$\newcommand{\lt}{<} \newcommand{\gt}{>} \newcommand{\amp}{&}$

## Section7.3Gist of Composition and Inverses of Functions

### Subsection7.3.1Composition

The composition of functions is all about using the output of one function as the input for another.

The notation we will use for composing two functions is

\begin{equation*} f(g(x)) \end{equation*}

which we read as "$f$ of $g$ of $x$".

Working from the inside-out, this means that the function $g$ is used first to get an output, and then that output is used as the input for the function $f\text{.}$

###### Exercise7.3.1
WeBWorK Exercise

If we use function composition with a numerical input, we will get a numerical output.

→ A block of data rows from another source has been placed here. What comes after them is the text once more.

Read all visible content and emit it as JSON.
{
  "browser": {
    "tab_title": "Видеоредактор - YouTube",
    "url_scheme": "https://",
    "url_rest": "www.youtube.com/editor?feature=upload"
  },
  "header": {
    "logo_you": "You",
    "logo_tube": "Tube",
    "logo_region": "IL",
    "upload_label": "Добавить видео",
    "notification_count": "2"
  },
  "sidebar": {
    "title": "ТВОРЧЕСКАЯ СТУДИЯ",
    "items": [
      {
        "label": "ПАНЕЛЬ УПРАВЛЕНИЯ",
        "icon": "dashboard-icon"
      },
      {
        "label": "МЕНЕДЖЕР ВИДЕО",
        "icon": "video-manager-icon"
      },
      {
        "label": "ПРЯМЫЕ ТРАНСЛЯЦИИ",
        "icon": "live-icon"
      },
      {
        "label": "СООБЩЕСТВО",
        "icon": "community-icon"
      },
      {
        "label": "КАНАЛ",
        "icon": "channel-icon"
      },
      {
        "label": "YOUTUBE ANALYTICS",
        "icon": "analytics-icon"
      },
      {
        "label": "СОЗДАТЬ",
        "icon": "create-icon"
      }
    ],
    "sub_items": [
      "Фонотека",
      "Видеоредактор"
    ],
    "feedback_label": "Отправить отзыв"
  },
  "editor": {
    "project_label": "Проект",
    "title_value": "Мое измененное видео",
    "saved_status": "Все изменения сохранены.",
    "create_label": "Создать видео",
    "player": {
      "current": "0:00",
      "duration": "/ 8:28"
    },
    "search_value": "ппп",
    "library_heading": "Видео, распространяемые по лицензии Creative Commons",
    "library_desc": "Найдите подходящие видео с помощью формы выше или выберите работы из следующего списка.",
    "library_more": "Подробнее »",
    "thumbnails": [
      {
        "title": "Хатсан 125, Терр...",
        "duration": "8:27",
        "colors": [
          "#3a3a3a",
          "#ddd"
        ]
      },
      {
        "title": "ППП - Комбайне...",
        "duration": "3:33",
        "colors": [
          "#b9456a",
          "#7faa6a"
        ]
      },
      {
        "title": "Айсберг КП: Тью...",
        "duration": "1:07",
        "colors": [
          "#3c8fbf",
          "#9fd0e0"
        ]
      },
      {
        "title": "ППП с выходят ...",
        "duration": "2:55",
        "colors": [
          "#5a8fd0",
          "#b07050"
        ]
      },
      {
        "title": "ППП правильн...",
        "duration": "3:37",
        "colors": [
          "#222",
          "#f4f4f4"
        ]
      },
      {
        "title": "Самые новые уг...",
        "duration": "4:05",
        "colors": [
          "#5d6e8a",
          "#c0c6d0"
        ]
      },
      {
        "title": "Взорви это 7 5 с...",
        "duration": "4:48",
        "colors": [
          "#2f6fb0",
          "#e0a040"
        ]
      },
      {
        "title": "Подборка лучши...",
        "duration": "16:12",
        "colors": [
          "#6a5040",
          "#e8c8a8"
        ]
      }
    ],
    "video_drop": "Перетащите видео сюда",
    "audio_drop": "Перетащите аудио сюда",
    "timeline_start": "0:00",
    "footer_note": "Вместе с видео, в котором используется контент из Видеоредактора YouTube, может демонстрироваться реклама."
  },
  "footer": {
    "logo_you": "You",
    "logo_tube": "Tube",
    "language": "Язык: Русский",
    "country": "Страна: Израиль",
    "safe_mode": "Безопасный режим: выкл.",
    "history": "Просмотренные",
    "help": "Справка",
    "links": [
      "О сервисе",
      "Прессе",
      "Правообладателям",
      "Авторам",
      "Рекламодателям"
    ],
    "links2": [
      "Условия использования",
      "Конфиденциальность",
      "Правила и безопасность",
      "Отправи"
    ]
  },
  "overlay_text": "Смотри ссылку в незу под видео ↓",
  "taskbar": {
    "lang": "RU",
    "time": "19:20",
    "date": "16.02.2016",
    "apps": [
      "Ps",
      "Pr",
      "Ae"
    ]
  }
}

However, if we just use $x$ as the input and compose functions, the result will be an expression involving $x\text{,}$ which is a brand new function representing the composition. This new function is called a composite function.

###### Note7.3.2

Often, the composite function $f(g(x))$ is written as

\begin{equation*} (f \circ g)(x) \end{equation*}

to indicate that $(f \circ g)$ is a new function.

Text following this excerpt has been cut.